How To Launch A Successful Mobile App

Mobile devices and their application stores are the epitome of consumer ease, choice and product availability to date. People have the store in their pocket ever-available, the payment a password. The sheer volume of apps drives competition and perceived value into a great price tag. The ‘try this on for size’ version is almost, if not entirely, the full product. Upgrades? They’re free.

David Senior is CEO and co-founder of Lowdownapp

For app providers, the window of opportunity, compared to the time, money and effort that goes into the creation of an app is fairly short, with second or third chances as rare as huge success itself.

The window of opportunity

A referral from a friend, blogger recommendations, great marketing, app store optimisation, hard to manufacture word-of- mouth buzz.

A user downloads the application without much attention to the details: description, screenshots, reviews.

Search name/click app store link, see app icon, glimpse star rating, tap, tap, password: completed in seconds. Why take time over the process — just buy first, try second! The application should ‘just work’ by any measurement of quality, and it must improve lives instantly!

The app is downloaded, the user is in. They don’t want to sign up — there are better things to do than spend minutes filling out yet another form, they’re not even sure what’s just been sold to them.

Nice design, cute animation, something amusing? Awe? Their interest is piqued (or not), hopefully the app did the dance and rose above the ocean of available content.

There are two basic consumer responses:

“It’s intriguing. I’m gonna invest a little of my precious time in checking this out properly.”

Or

“Woah, this form is harrowing.” Tap and hold, X, delete.

There’s a third response which follows the first:

“Oh, another nice little walkthrough of an app. Things to read?? Urgh!” Skip, skip, skip. “Finally, I’m off.”

The results are in…

The app was needed right then: directions home, a place to eat, sharing a photo in a new funky way, it’s done a great job.

It didn’t work out? Hopefully the icon was memorable, or they accepted the push notifications and you catch them later at the right time; the messaging was spot on, enticing the consumer back in. Maybe the service is based on notifying users being in certain circumstances and it predicted an exact need at exactly the right time.

Now what?

You’d better give them the perfect experience; efficient, no-nonsense directions, just what they were looking to eat at that time, the best looking photo they’ve ever taken. If you don’t, you’ve just crossed event horizon and only a power beyond known physics will pull them back to your content. If you’re lucky, you get some attention a month later on a lazy app browsing afternoon.

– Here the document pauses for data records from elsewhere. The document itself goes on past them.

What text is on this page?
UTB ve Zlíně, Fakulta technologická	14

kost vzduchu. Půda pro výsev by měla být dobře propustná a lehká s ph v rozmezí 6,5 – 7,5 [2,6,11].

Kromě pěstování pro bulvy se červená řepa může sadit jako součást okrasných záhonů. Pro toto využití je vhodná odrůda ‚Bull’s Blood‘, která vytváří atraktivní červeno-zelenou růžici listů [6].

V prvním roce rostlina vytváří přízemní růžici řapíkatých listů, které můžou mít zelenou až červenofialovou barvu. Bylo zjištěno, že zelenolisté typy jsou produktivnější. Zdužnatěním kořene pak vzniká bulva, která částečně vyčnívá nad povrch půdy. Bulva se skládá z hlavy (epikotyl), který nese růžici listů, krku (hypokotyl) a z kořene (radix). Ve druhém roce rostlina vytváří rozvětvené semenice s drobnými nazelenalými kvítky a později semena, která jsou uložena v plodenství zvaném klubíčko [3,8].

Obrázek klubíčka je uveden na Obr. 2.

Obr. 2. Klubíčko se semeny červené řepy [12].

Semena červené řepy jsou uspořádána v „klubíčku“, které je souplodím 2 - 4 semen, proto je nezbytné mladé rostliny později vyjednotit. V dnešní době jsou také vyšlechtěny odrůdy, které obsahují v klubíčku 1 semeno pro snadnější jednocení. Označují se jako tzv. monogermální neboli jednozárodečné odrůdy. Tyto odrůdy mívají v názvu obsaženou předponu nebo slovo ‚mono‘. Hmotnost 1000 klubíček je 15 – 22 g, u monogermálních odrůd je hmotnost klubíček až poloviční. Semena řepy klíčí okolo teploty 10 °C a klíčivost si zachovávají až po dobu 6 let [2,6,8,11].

If all has gone well, you’ve possibly created your first trigger and your work is done. For now, pat yourself on the back knowing you made it past the first window.

The target

If you’ve taken the time to fully understand the situations and users your service is targeting, you might have ensured there are regular touch points back into your app. A survival tool for when someone is stranded in the middle of the Atlantic ocean just isn’t going to cut the digital mustard.

You know your audience: they eat out a lot, have a penchant for taking photos, have meetings all over the place and need to know how to get back and forth quickly and efficiently.

The Trigger is Pulled

Your user is in a new location. They’re stuck for something to eat, they just witnessed a unique moment that has to be captured, they need to get back to the office from… Where?

They think for a second: ‘The last time I was in this situation there was this app that made my life better…’ Ding dong, the app just got its second performance.

It knows the user’s office, with one tap they’re on their way back. The photo app opens and that perfect filter they used last time is defaulted, the shot is fantastic. The eat out app knows the user went for tapas and finds the nearest similar establishment.

Seconds have just been shaved off the user’s valuable time, friends are liking the picture all over social media, she even got back to work early to finish off that proposal.

Another great day in the bag.

The Winner
Word of mouth is sizzling: on Twitter, Facebook, tech blogs, offices, bars, coffee shops, cigarette breaks. Millions of users are using, downloading, or just seconds away from launching your app, reaping the benefit it provides, allowing them to get on with the non-app-related blessings of life.

The Finale

Investors and tech companies are calling with interest, millions of users are using your app, they’re not even shopping around (for the moment). You’re on the road to success, you’ve already spent the investment money (in your head) and you’re thinking about the next direction.

The Loser

The flip-side: App downloads are diminishing month by month, you can’t even look at the reviews anymore. Investors wriggle out of your grasp and disappear from view. Buy out? Not on your nelly. You play it out for a few months, a year, or just move on.

Maybe you prepared for failure: you set up useful analytics to improve the app in this worst case scenario, version 1.1 is going to nail it.

Worse? The killer app that does what yours set out to do, but better? Just. Blew. Up.

The Downright Distraught

Apple just pulled your app from their store, and it was just about to hit the big time. GAME OVER.